Objective: Numerous epidemiological studies have linked diabetes mellitus (DM) with an increased risk of developing Alzheimer's disease (AD). However, whether or not diabetic encephalopathy shows AD-like pathology remains unclear.
Research design and methods: Forebrain and hippocampal volumes were measured using stereology in serial coronal sections of the brain in streptozotocin- (STZ-) induced rats. Neurodegeneration in the frontal cortex, hypothalamus, and hippocampus was evaluated using Fluoro-Jade C (FJC). Aβ aggregation in the frontal cortex and hippocampus was tested using immunohistochemistry and ELISA. Dendritic spine density in the frontal cortex and hippocampus was measured using Golgi staining, and western blot was conducted to detect the levels of synaptophysin. Cognitive ability was evaluated through the Morris water maze and inhibitory avoidant box.

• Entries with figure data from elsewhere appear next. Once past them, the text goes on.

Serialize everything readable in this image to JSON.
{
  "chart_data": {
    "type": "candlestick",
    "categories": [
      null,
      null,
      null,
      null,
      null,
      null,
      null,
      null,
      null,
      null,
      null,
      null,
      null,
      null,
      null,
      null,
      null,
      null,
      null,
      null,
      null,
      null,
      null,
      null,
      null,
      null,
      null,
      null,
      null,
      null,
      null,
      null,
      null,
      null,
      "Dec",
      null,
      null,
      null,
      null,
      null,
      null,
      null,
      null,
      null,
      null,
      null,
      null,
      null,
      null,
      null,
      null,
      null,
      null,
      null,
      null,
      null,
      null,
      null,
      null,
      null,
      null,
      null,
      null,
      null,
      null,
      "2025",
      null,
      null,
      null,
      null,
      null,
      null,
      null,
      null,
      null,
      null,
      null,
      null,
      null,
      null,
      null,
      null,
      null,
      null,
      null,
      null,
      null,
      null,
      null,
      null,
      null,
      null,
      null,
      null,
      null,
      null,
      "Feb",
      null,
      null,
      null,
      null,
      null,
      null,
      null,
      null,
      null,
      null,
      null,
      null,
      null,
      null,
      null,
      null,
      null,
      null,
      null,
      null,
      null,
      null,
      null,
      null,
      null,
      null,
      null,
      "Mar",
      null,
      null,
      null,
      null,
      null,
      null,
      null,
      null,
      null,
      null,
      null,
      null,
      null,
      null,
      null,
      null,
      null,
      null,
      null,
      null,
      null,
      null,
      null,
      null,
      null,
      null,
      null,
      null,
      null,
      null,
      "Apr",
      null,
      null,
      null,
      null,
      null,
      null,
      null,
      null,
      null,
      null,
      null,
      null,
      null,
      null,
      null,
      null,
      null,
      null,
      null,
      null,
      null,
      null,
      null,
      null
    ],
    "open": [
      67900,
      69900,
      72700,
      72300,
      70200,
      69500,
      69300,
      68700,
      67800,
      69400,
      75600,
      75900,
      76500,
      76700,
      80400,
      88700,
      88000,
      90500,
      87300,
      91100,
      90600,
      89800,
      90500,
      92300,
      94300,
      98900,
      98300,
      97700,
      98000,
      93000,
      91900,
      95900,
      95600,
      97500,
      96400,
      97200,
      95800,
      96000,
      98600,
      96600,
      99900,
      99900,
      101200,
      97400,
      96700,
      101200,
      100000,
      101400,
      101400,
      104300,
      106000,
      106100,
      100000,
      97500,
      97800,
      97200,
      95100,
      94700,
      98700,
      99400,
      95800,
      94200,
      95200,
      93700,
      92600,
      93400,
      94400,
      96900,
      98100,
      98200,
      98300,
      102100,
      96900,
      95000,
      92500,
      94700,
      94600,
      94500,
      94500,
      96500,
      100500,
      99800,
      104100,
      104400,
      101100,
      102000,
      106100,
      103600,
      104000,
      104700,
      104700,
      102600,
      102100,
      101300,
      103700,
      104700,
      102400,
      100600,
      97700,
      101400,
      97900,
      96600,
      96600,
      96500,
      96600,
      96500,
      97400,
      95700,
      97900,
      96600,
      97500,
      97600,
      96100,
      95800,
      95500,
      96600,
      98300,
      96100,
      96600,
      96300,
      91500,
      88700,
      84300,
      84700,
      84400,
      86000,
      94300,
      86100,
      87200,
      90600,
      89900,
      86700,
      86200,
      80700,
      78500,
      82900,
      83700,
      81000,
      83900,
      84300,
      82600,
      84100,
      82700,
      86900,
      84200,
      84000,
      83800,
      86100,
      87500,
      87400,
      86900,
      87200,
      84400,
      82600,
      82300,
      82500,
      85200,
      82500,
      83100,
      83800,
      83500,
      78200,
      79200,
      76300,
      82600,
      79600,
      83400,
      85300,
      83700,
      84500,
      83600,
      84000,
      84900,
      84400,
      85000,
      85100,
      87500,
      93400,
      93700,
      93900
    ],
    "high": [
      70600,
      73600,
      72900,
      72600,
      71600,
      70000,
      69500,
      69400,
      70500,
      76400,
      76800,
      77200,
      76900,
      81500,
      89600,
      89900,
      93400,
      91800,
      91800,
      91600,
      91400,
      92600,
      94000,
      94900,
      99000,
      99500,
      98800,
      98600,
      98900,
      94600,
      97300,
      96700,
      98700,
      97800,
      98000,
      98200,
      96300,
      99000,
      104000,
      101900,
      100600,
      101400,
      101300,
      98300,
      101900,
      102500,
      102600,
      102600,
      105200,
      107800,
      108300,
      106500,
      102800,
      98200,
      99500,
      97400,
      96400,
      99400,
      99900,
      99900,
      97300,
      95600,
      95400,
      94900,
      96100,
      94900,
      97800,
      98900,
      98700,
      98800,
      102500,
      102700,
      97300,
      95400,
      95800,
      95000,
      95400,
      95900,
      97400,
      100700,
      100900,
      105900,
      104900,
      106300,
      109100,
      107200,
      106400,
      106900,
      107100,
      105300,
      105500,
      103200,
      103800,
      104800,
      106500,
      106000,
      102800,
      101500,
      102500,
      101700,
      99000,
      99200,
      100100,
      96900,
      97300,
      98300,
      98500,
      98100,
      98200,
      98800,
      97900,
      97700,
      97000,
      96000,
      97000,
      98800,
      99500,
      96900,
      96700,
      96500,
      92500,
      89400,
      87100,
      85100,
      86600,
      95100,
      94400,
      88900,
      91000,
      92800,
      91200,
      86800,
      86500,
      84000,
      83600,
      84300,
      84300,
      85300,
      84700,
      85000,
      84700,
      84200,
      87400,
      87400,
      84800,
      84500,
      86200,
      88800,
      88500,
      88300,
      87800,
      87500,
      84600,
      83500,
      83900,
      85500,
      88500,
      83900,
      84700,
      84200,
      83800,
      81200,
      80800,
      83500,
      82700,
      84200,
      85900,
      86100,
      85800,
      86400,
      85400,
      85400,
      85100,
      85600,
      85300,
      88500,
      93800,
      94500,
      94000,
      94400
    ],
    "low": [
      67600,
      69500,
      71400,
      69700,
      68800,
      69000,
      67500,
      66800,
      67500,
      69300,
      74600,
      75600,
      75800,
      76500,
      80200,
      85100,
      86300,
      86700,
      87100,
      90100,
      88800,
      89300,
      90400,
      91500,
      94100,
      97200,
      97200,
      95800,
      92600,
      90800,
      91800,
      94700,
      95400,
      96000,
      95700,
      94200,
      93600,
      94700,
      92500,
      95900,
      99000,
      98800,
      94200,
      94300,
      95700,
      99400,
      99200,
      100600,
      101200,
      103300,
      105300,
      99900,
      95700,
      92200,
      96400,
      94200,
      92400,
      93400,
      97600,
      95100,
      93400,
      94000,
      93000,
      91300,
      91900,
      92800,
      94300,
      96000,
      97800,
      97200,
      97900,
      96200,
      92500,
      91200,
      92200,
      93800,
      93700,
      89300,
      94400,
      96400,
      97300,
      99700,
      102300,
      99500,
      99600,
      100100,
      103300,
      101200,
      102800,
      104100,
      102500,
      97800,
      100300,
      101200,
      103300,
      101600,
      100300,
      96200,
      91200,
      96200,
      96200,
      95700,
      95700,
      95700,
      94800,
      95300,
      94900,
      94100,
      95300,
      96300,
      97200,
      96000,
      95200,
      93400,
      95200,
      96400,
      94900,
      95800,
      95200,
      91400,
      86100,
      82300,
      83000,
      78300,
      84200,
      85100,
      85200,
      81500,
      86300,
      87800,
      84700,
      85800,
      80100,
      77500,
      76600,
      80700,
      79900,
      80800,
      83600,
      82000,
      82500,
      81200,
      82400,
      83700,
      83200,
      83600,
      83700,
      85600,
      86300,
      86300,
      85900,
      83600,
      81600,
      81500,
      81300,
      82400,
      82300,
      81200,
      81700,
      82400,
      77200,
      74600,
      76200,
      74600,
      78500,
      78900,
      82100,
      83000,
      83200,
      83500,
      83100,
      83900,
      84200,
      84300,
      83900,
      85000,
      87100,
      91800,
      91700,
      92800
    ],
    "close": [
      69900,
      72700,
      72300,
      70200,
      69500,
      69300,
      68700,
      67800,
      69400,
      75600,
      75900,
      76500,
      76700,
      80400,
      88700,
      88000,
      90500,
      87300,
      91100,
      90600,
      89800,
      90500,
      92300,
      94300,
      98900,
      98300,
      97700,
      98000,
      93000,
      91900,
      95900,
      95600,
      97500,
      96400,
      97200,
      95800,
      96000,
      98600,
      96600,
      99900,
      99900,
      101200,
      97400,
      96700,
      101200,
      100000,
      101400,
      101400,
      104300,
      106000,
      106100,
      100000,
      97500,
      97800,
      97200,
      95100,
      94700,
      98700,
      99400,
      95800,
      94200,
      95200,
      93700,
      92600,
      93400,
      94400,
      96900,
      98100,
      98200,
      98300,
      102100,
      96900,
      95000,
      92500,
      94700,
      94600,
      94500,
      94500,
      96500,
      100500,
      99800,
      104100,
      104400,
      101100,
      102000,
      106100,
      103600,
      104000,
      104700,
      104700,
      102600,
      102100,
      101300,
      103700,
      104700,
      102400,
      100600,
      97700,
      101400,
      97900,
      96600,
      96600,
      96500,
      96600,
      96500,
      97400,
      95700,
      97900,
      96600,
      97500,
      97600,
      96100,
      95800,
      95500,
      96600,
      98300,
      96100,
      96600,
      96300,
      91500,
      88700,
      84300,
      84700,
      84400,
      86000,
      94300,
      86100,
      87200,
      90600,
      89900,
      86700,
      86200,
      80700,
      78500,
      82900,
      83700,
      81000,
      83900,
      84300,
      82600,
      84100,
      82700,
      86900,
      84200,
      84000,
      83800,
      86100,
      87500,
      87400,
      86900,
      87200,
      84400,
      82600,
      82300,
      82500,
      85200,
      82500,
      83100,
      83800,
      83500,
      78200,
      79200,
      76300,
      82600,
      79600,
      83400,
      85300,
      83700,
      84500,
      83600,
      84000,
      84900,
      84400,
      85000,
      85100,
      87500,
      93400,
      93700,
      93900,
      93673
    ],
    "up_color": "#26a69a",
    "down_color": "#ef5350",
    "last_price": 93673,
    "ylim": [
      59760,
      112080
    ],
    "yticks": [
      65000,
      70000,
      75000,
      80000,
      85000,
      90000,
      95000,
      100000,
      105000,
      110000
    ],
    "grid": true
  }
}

Results: Rats are characterized by insulin deficiency accompanied with polydipsia, polyphagia, polyuria, and weight loss after STZ injection. The number of FJC-positive cells significantly increased in discrete brain regions of the diabetic rats compared with the age-matched control rats. Hippocampal atrophy, Aβ aggregation, and synapse loss were observed in the diabetic rats compared with the control rats. The learning and memory of the diabetic rats decreased compared with those of the age-matched control rats.
Conclusions: Our results suggested that aberrant metabolism induced brain aging as characterized by AD-like pathologies.